What strategic guidance does Paubox offer to IT leaders and compliance teams after these revelations?

In light of the findings, Paubox recommends that organizations stop assuming encryption is functioning correctly and instead adopt proactive testing. The company has published detailed instructions for conducting test messages, analyzing message headers, and identifying encryption downgrade scenarios in the field.

According to the report, organizations should regularly test email delivery to known noncompliant servers, monitor TLS versions used in message headers, and implement third-party enforcement solutions that prevent email from being sent without proper encryption. Paubox argues that only by taking control of transmission layers can IT leaders ensure HIPAA and regulatory compliance under real-world conditions.

The full 2025 encryption failure report is available to the public via Paubox’s research portal at https://hubs.la/Q03tg5-k0, including annotated screenshots and a complete methodology for replication and audit.

What is the institutional sentiment toward Microsoft and Google following Paubox’s security report?

Although there has been no immediate market impact on Microsoft (NASDAQ: MSFT) or Alphabet (NASDAQ: GOOGL) shares, institutional sentiment around security in SaaS platforms is growing increasingly cautious. Analysts note that while both companies offer scalable and cost-effective collaboration tools, their lack of guaranteed encryption enforcement introduces risk exposure in regulated sectors.
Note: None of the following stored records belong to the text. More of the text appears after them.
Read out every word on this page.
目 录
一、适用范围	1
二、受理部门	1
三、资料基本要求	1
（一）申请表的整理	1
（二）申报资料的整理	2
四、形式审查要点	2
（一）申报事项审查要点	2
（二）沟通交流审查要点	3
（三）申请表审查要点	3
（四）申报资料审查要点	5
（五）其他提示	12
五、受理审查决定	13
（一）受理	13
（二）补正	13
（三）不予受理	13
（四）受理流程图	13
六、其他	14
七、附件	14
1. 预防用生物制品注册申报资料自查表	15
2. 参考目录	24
Institutional investors with healthcare and financial portfolios are expected to re-evaluate vendor security assurances, especially in light of increased cyberattacks against hospitals and government agencies. If regulators update encryption compliance expectations based on Paubox’s findings, this could shift enterprise adoption toward vendors that offer encryption-enforced email delivery models.

Analysts further expect upcoming federal agency recommendations—possibly from the Office for Civil Rights or Cybersecurity and Infrastructure Security Agency (CISA)—to underscore the need for transparent, verifiable encryption as a compliance requirement.